Studies No. 37–39 were found with relevant information in the field of Ophthalmology. The main performance indicators looked at for Ophthalmology were the Ophthalmic Knowledge Assessment Program (OKAP) exam and the American Board of Ophthalmology written qualifying examination (ABO-WQE). The studies were all concerned with how Step 1 impacted these performance measures and they were decidedly disparate in their conclusions thereby precluding any clear-cut larger takeaways. In summary, the findings indicate mixed results and no conclusion can be found concerning a correlation of Step 1 scores to resident performance.

Orthopedic surgery

Studies No. 40–47 were found with relevant information. Performance measures assessed included the American Board of Orthopedic Surgery (ABOS) Certifying Examination and Orthopedics In-Training Exam (OITE) scores. The ABOS scores reported that both Step 1 and Step 2 CK had a positive correlation. For OITE scores it was agreed upon in the publications that Step 2 CK had a positive correlation, but there was disagreement over whether the same could be said of Step 1. In summary, Step 2 CK positively correlated with both OITE and ABOS as indicators of resident performance, and Step 1 only correlated with ABOS.

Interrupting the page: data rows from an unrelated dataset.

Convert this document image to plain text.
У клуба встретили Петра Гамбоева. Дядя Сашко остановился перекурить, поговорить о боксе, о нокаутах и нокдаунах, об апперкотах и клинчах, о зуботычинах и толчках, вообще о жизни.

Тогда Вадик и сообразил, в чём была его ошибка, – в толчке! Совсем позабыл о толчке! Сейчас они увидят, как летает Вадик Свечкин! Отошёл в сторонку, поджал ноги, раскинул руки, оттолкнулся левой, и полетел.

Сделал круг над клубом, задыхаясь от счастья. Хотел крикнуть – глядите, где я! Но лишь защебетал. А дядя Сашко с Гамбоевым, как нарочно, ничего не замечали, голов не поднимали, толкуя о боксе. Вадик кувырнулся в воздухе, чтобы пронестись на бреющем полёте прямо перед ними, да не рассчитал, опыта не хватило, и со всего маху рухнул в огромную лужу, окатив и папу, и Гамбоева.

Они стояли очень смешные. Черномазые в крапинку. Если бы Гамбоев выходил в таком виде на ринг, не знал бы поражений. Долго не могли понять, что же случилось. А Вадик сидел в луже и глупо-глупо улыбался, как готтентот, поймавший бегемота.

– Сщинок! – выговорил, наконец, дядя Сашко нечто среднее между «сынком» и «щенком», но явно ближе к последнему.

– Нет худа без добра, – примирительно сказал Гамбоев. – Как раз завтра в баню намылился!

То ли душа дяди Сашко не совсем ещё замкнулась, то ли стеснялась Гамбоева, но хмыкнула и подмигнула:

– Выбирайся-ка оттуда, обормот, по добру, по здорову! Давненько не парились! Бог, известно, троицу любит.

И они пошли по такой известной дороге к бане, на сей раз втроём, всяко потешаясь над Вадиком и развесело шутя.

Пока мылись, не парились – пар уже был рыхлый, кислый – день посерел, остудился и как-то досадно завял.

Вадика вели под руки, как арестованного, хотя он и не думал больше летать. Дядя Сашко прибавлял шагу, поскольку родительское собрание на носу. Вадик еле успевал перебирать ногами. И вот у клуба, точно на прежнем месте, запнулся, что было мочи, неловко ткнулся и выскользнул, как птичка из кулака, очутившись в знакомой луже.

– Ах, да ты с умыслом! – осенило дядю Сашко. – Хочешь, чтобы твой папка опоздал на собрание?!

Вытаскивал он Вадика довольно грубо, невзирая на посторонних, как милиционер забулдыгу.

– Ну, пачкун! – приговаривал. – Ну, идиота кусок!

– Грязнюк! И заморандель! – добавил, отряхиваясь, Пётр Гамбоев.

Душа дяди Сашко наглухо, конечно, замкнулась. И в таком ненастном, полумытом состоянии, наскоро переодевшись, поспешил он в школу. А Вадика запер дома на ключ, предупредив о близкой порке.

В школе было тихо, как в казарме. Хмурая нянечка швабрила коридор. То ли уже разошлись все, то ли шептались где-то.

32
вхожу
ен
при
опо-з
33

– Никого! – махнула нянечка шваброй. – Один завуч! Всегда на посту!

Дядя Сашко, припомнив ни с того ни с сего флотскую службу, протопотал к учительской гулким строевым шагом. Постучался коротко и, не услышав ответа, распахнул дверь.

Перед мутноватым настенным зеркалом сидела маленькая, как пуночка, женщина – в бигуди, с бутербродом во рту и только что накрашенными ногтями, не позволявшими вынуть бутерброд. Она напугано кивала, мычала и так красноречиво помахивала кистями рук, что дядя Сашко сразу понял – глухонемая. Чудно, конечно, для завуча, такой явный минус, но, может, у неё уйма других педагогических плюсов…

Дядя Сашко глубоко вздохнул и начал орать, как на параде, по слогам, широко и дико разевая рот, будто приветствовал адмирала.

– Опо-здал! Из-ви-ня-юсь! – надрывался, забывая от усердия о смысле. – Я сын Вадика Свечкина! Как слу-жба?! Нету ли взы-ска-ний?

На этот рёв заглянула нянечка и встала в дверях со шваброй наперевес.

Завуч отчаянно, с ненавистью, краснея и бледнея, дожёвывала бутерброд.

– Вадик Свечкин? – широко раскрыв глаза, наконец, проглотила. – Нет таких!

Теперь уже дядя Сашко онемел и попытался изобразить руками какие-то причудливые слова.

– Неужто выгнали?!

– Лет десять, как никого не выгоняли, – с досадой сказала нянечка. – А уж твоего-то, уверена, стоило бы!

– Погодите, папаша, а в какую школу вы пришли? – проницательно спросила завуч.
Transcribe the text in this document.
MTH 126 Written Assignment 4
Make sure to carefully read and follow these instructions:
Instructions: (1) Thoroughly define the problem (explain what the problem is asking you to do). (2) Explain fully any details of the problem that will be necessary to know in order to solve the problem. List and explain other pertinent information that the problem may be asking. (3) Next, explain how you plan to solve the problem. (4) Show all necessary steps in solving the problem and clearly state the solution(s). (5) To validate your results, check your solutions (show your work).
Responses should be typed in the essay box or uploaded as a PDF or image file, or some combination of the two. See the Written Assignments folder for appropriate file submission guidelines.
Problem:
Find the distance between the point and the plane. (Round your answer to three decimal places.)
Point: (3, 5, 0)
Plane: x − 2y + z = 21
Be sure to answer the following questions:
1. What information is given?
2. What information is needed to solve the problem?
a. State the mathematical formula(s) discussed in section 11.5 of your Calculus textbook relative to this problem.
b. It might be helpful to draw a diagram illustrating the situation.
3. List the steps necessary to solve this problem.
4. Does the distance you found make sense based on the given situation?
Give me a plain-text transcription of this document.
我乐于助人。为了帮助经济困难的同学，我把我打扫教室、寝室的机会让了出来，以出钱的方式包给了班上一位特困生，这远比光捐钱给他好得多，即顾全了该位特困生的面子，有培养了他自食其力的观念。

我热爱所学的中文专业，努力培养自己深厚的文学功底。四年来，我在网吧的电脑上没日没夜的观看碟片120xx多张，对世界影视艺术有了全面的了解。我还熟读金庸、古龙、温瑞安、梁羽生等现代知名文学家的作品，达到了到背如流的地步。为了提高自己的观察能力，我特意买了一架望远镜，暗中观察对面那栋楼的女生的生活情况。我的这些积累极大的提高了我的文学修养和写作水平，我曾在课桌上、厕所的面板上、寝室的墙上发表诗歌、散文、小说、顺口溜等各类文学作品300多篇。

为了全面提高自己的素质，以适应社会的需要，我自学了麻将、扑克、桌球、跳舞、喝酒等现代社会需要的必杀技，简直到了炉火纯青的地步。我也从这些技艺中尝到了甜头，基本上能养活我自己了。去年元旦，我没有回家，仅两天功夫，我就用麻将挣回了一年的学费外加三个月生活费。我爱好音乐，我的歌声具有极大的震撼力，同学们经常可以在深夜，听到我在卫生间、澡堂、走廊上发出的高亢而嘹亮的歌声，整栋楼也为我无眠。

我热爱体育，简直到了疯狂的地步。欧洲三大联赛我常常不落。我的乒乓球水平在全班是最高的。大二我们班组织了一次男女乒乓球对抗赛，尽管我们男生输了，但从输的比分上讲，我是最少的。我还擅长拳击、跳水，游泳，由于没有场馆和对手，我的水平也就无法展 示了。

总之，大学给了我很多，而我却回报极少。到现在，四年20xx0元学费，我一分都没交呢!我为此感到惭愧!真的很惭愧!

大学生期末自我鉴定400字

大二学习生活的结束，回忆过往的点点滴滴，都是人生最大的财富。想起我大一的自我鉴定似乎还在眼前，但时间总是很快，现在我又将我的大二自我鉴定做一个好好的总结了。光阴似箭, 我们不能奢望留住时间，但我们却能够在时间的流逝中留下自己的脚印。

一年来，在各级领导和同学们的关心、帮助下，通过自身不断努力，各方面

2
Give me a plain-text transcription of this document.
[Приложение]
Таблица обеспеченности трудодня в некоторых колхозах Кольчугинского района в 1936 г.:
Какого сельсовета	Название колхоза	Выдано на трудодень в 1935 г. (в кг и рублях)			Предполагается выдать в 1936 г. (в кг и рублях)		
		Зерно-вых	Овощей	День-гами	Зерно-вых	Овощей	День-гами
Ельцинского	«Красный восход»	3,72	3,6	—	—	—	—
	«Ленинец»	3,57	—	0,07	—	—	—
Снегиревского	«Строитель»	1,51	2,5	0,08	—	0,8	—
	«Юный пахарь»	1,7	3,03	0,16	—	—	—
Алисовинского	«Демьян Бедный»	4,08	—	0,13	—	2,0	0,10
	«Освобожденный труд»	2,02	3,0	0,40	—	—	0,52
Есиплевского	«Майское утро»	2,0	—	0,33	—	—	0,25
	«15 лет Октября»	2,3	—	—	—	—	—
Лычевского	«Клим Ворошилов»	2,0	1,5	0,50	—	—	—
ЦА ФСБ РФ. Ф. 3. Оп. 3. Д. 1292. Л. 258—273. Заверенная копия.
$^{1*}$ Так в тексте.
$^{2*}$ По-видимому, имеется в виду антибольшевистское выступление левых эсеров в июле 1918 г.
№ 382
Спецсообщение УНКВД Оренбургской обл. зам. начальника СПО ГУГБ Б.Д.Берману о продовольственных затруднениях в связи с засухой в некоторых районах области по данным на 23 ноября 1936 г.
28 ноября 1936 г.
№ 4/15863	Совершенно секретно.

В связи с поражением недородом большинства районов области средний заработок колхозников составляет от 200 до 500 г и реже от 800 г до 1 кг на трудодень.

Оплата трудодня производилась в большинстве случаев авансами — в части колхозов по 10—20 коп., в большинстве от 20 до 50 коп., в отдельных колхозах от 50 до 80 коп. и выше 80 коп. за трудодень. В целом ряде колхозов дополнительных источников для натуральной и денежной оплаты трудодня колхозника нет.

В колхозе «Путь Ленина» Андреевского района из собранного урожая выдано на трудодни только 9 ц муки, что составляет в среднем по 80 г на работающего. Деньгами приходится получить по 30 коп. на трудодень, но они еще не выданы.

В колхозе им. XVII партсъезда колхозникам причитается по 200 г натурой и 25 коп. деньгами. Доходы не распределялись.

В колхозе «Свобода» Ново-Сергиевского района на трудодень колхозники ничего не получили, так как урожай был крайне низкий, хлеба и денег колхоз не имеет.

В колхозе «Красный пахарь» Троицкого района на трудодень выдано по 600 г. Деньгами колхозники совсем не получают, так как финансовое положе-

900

Other - multispecialty residency publications

Studies No. 48–58 looked at the correlation of Step 1 and/or Step 2 CK scores to resident performance across multiple specialties. These studies generally fell into two types: those that used surveys of residency directors on resident performance as a measure, or those that used broad board exam certification rates as a measure. There is a significant amount of perceived conflict in the findings of these broader studies. The finding suggests that Step 1 and Step 2 CK had some correlation with board certification rates. It also seems that Step 1 was not correlated with professionalism as a resident. In general, these multispecialty residency publications ultimately lack cohesive conclusions about Step 1 or Step 2 CK as indicators of resident performance.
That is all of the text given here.